The single worst question you can ask the parent of a small child is “When are you having another?”
The second-worst question is a little less predictable and a lot more insidious.
About a month ago, a younger, unmarried, un-kidded colleague asked me what I had done that weekend. It was Monday morning and I was tired and I thought he might actually want to know, so I told him.
First, I said, my wife and I took turns driving our three little kids to various sports practices and birthday parties and playdates. Then, I told him, I changed a ton of diapers and washed a few urine-soaked sheets. I told him about the predawn PAW Patrol binge and the post-midnight check for monsters under the bed.
I described the meltdowns (plural) in two grocery stores, and the blowup over whether sweatpants qualified as going-out-for-dinner pants, and the bare-knuckle fight between my eight-year-old son and my five-year-old daughter. (She won.)
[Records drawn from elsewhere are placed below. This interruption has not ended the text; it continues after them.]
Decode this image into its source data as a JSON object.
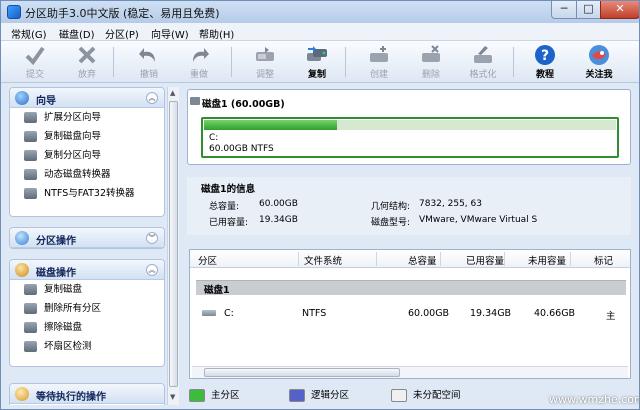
{
  "window": {
    "title": "分区助手3.0中文版 (稳定、易用且免费)",
    "min": "─",
    "max": "□",
    "close": "✕"
  },
  "menu": [
    "常规(G)",
    "磁盘(D)",
    "分区(P)",
    "向导(W)",
    "帮助(H)"
  ],
  "toolbar": [
    {
      "label": "提交",
      "icon": "check-icon",
      "state": "dim"
    },
    {
      "label": "放弃",
      "icon": "x-icon",
      "state": "dim"
    },
    {
      "label": "撤销",
      "icon": "undo-icon",
      "state": "dim"
    },
    {
      "label": "重做",
      "icon": "redo-icon",
      "state": "dim"
    },
    {
      "label": "调整",
      "icon": "resize-icon",
      "state": "dim"
    },
    {
      "label": "复制",
      "icon": "copy-disk-icon",
      "state": "on"
    },
    {
      "label": "创建",
      "icon": "create-icon",
      "state": "dim"
    },
    {
      "label": "删除",
      "icon": "delete-icon",
      "state": "dim"
    },
    {
      "label": "格式化",
      "icon": "format-icon",
      "state": "dim"
    },
    {
      "label": "教程",
      "icon": "help-icon",
      "state": "on"
    },
    {
      "label": "关注我",
      "icon": "follow-icon",
      "state": "on"
    }
  ],
  "sidebar": {
    "wizard": {
      "title": "向导",
      "items": [
        "扩展分区向导",
        "复制磁盘向导",
        "复制分区向导",
        "动态磁盘转换器",
        "NTFS与FAT32转换器"
      ]
    },
    "partition_ops": {
      "title": "分区操作"
    },
    "disk_ops": {
      "title": "磁盘操作",
      "items": [
        "复制磁盘",
        "删除所有分区",
        "擦除磁盘",
        "坏扇区检测"
      ]
    },
    "pending": {
      "title": "等待执行的操作"
    }
  },
  "disk": {
    "title": "磁盘1 (60.00GB)",
    "partition_label": "C:",
    "partition_desc": "60.00GB NTFS",
    "used_fraction": 0.3225
  },
  "info": {
    "title": "磁盘1的信息",
    "total_label": "总容量:",
    "total": "60.00GB",
    "used_label": "已用容量:",
    "used": "19.34GB",
    "geometry_label": "几何结构:",
    "geometry": "7832, 255, 63",
    "model_label": "磁盘型号:",
    "model": "VMware, VMware Virtual S"
  },
  "table": {
    "headers": [
      "分区",
      "文件系统",
      "总容量",
      "已用容量",
      "未用容量",
      "标记"
    ],
    "group": "磁盘1",
    "row": {
      "partition": "C:",
      "fs": "NTFS",
      "total": "60.00GB",
      "used": "19.34GB",
      "free": "40.66GB",
      "flag": "主"
    }
  },
  "legend": [
    {
      "label": "主分区",
      "color": "#3dbb3d"
    },
    {
      "label": "逻辑分区",
      "color": "#5560c8"
    },
    {
      "label": "未分配空间",
      "color": "#f0f0f0"
    }
  ],
  "watermark": "www.wmzhe.com"
}
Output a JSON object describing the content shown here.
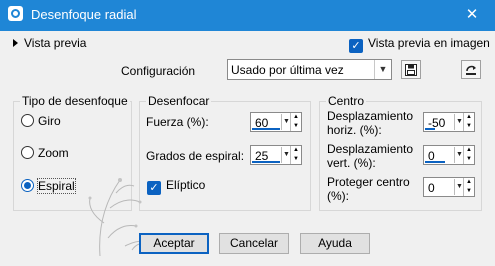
{
  "window": {
    "title": "Desenfoque radial",
    "close_symbol": "✕"
  },
  "preview": {
    "toggle_label": "Vista previa",
    "checkbox_label": "Vista previa en imagen",
    "checked": true
  },
  "config": {
    "label": "Configuración",
    "value": "Usado por última vez"
  },
  "blur_type": {
    "title": "Tipo de desenfoque",
    "options": [
      {
        "label": "Giro",
        "selected": false
      },
      {
        "label": "Zoom",
        "selected": false
      },
      {
        "label": "Espiral",
        "selected": true
      }
    ]
  },
  "blur": {
    "title": "Desenfocar",
    "strength": {
      "label": "Fuerza (%):",
      "value": "60"
    },
    "spiral_degrees": {
      "label": "Grados de espiral:",
      "value": "25"
    },
    "elliptic": {
      "label": "Elíptico",
      "checked": true
    }
  },
  "center": {
    "title": "Centro",
    "h_offset": {
      "label_line1": "Desplazamiento",
      "label_line2": "horiz. (%):",
      "value": "-50"
    },
    "v_offset": {
      "label_line1": "Desplazamiento",
      "label_line2": "vert. (%):",
      "value": "0"
    },
    "protect": {
      "label_line1": "Proteger centro",
      "label_line2": "(%):",
      "value": "0"
    }
  },
  "buttons": {
    "accept": "Aceptar",
    "cancel": "Cancelar",
    "help": "Ayuda"
  },
  "colors": {
    "titlebar": "#1f86d6",
    "accent": "#0b62c1"
  },
  "icons": [
    "app-icon",
    "save-icon",
    "reset-icon",
    "close-icon",
    "watermark-signature"
  ]
}
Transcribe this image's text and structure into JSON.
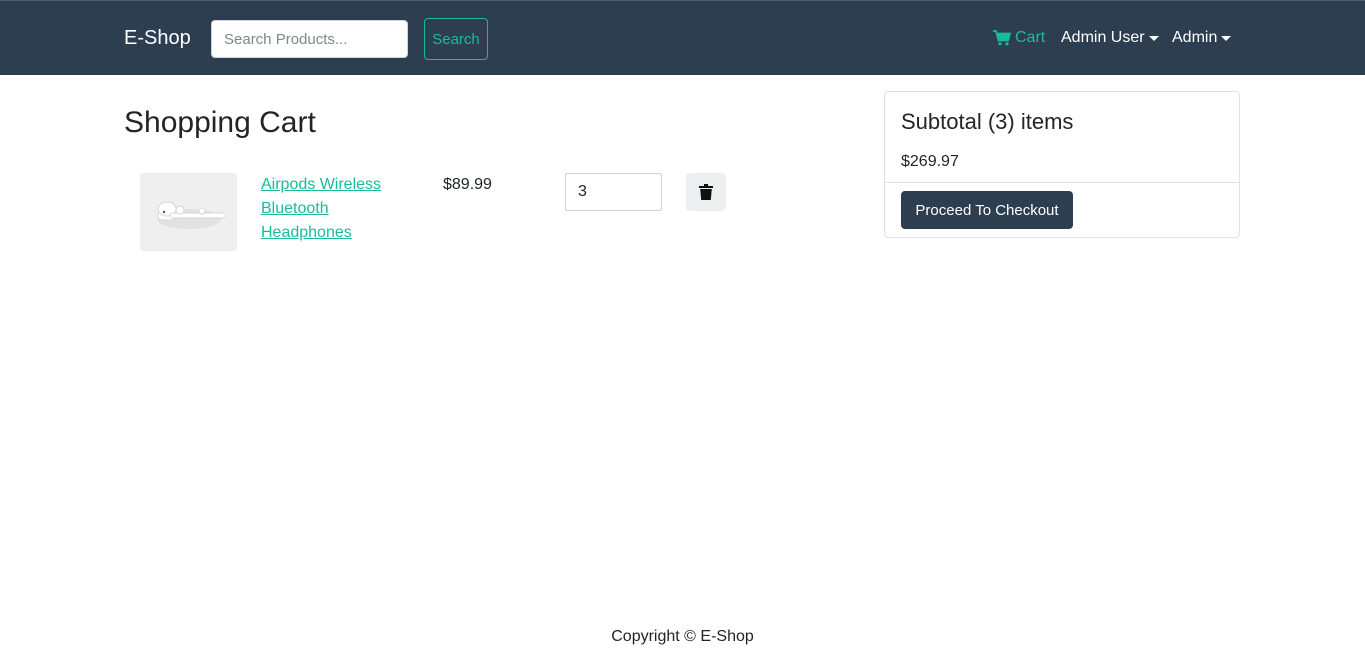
{
  "navbar": {
    "brand": "E-Shop",
    "search_placeholder": "Search Products...",
    "search_button": "Search",
    "cart_label": "Cart",
    "user_menu": "Admin User",
    "admin_menu": "Admin"
  },
  "cart": {
    "title": "Shopping Cart",
    "items": [
      {
        "name": "Airpods Wireless Bluetooth Headphones",
        "price": "$89.99",
        "quantity": "3"
      }
    ]
  },
  "summary": {
    "title": "Subtotal (3) items",
    "total": "$269.97",
    "checkout_button": "Proceed To Checkout"
  },
  "footer": {
    "copyright": "Copyright © E-Shop"
  },
  "colors": {
    "navbar_bg": "#2c3e50",
    "accent": "#18bc9c"
  }
}
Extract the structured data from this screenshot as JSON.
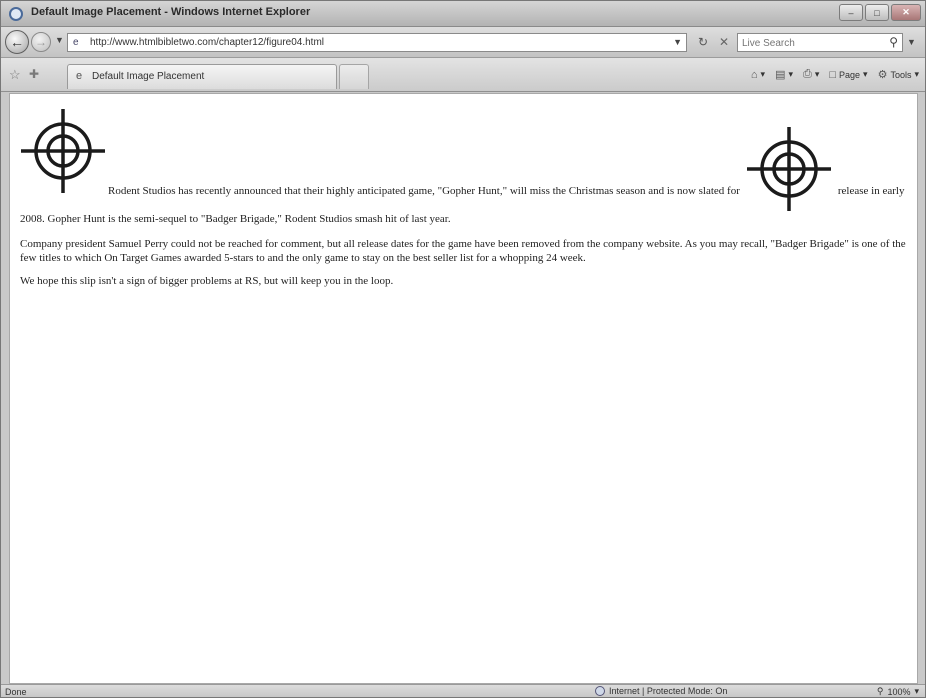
{
  "window": {
    "title": "Default Image Placement - Windows Internet Explorer"
  },
  "address_bar": {
    "url": "http://www.htmlbibletwo.com/chapter12/figure04.html",
    "search_placeholder": "Live Search"
  },
  "tab": {
    "label": "Default Image Placement"
  },
  "command_bar": {
    "page_label": "Page",
    "tools_label": "Tools"
  },
  "content": {
    "para1_part1": "Rodent Studios has recently announced that their highly anticipated game, \"Gopher Hunt,\" will miss the Christmas season and is now slated for",
    "para1_part2": "release in early 2008. Gopher Hunt is the semi-sequel to \"Badger Brigade,\" Rodent Studios smash hit of last year.",
    "para2": "Company president Samuel Perry could not be reached for comment, but all release dates for the game have been removed from the company website. As you may recall, \"Badger Brigade\" is one of the few titles to which On Target Games awarded 5-stars to and the only game to stay on the best seller list for a whopping 24 week.",
    "para3": "We hope this slip isn't a sign of bigger problems at RS, but will keep you in the loop."
  },
  "status_bar": {
    "status": "Done",
    "zone": "Internet | Protected Mode: On",
    "zoom": "100%"
  },
  "icons": {
    "target": "crosshair-target-icon",
    "search": "magnifier-icon",
    "ie": "ie-logo-icon"
  }
}
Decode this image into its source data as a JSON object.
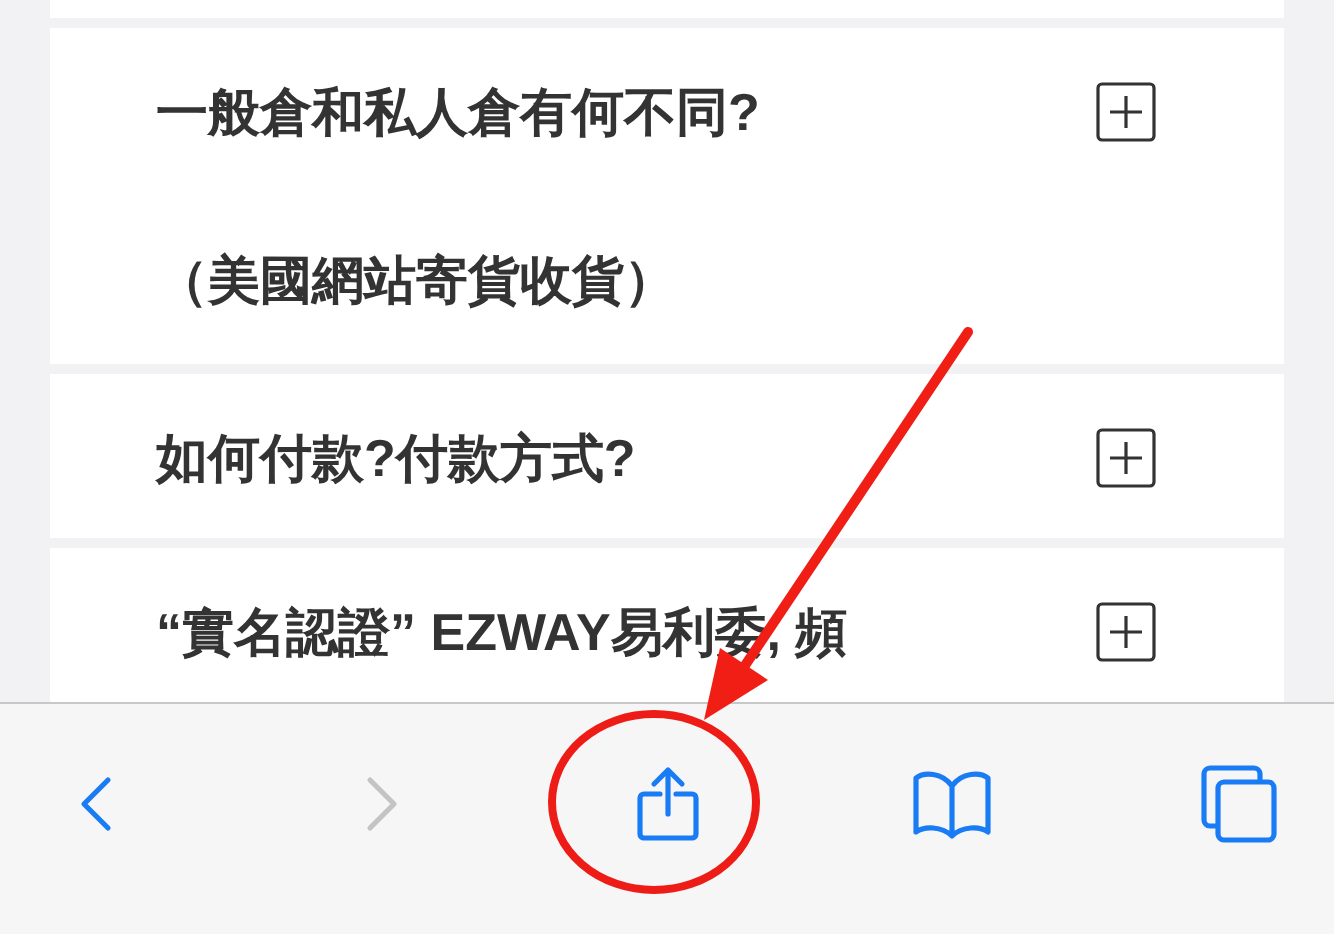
{
  "faq": [
    {
      "lines": [
        "一般倉和私人倉有何不同?",
        "（美國網站寄貨收貨）"
      ],
      "expanded": false
    },
    {
      "lines": [
        "如何付款?付款方式?"
      ],
      "expanded": false
    },
    {
      "lines": [
        "“實名認證” EZWAY易利委, 頻"
      ],
      "expanded": false
    }
  ],
  "toolbar": {
    "buttons": [
      {
        "kind": "back",
        "disabled": false
      },
      {
        "kind": "forward",
        "disabled": true
      },
      {
        "kind": "share",
        "disabled": false,
        "highlighted": true
      },
      {
        "kind": "bookmarks",
        "disabled": false
      },
      {
        "kind": "tabs",
        "disabled": false
      }
    ]
  }
}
The colleague smiled and nodded and grimaced in all the right places, and I summed it up in a way that was probably ironic but could’ve been a cry for help: “You know, just livin’ that dad life.”
“That dad life.”
I’ve been doing the dad thing for nearly a decade, and I’ve watched as my expectations about parenting have converge and diverged with larger cultural shifts in how women and men are raising kids.
I’ve also watched, with a combination of amusement and horror, as dad has emerged as an adjective that makes any object, practice, or idea about 36 percent lamer. Dad bods.
Dad jokes. Dad rock and dad jeans and dad hats. We’re at a point where dad has become a dreaded modifier, a shorthand both specific and universal, a meme.
“That dad life.”
My dad life.
How did this happen? I mean, it happens. To a lot of us. The latest study on fatherhood from the Pew Research Center found that “mothers and fathers are equally likely to say that parenting is central to who they are: 57 percent of fathers say being a dad is extremely important to their overall identity, and 58 percent of mothers say the same about being a mom.”
We define ourselves as parents and everything else sort of falls away, so that whatever used to be our priorities— sex, money, friends, hobbies— don’t seem to matter quite as much anymore. We become shorthand for ourselves, only 36 percent lamer.
Some of us fight it—we don’t wear baggy jeans or listen to classic rock or say, “That’s what she said.” We’re cool dads. We dress and speak and consume like 22-year-olds (if not 12-year-olds), which is all well and good until we’re arguing with a toddler about snack time or negotiating screen time with a second grader.
Which, as far as our kids are concerned, is for the best. They don’t need a parent who prioritizes sex or friends over their playdate schedule. They don’t need some dopey grownup asking them about the latest Kendrick drop.
They need someone who’ll grind through this weekend, and the one after that, and the one after that, because we know more than anything that these kids—these tiny, expensive catastrophes—are worth it.